If something were to happen to your income, who, if anyone, would suffer financially? The actual financial need for each household varies greatly based on a multitude of variables (number of people contributing income to the household, number of children, location, etc.). Likewise, each individual’s contribution to their household income varies. Are you the sole breadwinner for your family? Or, is there another person contributing significantly to the household? The amount you bring in and how essential this income is for your family to remain afloat can be the basis for your policy.
The next step is to consider the funeral costs and other final expenses, such as potential medical bills, that will fall upon the family should you pass on prematurely.
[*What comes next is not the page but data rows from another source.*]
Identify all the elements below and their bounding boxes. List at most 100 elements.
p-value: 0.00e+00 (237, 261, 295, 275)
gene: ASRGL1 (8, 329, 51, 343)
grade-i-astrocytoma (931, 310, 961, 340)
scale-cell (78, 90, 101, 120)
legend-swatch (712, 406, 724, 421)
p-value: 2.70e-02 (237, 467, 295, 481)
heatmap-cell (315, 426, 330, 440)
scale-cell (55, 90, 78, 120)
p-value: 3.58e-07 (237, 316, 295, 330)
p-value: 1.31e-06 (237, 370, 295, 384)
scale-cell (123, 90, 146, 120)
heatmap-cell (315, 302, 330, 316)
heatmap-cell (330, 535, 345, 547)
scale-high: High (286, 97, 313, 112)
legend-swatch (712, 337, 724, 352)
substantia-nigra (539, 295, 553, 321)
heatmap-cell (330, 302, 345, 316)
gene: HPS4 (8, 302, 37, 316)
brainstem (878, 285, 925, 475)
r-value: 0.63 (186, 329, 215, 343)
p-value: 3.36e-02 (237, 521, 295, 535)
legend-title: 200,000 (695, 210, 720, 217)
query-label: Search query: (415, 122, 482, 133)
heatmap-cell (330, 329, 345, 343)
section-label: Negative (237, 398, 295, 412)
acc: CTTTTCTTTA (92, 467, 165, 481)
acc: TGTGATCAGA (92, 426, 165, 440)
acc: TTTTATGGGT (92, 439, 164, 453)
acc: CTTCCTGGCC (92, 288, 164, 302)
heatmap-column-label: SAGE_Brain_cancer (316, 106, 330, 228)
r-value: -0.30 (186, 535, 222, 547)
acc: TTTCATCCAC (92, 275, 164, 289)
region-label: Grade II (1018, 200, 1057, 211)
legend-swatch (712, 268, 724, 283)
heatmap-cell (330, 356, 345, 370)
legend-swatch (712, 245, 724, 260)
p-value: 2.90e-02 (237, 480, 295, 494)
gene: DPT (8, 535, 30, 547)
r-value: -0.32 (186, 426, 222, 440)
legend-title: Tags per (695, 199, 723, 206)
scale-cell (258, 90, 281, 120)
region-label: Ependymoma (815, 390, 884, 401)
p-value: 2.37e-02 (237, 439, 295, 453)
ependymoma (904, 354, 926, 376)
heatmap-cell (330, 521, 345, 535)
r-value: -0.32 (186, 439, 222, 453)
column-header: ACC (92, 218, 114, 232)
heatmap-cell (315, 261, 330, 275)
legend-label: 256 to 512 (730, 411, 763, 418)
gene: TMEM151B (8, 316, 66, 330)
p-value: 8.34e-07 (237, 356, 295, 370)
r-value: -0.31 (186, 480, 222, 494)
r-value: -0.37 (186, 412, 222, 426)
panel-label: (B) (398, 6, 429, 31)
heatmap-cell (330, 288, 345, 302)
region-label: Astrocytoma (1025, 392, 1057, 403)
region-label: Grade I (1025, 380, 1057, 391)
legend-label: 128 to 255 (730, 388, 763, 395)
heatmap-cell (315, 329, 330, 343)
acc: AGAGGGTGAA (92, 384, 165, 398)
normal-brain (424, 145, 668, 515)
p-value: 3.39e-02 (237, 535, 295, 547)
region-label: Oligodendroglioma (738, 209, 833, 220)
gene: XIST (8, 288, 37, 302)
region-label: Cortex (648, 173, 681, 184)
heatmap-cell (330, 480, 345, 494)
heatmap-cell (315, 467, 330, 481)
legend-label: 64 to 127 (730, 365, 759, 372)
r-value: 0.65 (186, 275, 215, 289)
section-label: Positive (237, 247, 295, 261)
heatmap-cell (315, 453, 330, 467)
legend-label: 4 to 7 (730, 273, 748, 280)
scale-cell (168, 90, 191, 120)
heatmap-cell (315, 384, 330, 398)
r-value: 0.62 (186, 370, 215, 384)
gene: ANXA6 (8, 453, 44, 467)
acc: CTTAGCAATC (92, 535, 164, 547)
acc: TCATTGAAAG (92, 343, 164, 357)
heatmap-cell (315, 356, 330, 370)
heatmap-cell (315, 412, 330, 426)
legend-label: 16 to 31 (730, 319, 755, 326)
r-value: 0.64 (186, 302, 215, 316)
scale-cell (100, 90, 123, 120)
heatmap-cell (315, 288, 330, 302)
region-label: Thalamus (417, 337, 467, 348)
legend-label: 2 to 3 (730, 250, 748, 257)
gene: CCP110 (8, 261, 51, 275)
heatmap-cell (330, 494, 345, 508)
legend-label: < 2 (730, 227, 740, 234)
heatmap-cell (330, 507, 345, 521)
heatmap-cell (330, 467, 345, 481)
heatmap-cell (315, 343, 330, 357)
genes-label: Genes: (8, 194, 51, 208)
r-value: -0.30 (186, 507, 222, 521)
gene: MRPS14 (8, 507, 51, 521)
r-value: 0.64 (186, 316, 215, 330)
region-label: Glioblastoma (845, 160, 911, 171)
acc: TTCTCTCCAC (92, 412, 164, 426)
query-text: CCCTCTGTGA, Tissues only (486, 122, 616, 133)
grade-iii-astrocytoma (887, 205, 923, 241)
According to the most recent version of the news release “NFDA Releases Results of 2015 Member General Price List Survey” conducted by the National Funeral Director Association (NFDA), the average cost of a funeral in 2014 was $7,181.00. This cost and all other final expenses (student or other loans, medical care, etc.) will fall upon your loved ones to afford. Take into account any debt you currently carry, particularly if you have had a cosigner.
According to the article “Protect Cosigners, Families of Student Loan Borrowers With Life Insurance” for U.S. News & World Report by staff writer Susannah Snider, life insurance policies may be a good buffer for student loan borrowers with cosigners. The article writes: “If the responsibility for a student's loans transferring over would be unmanageable or financially devastating for the student's survivors, then a life insurance policy may give peace of mind.” While loans may be easier to track and plan ahead for, It is not possible to predict an exact cost of medical care should you fall ill. However, it is possible to prepare for these potential costs with you life insurance policy by selecting an amount high enough to buffer these expenses.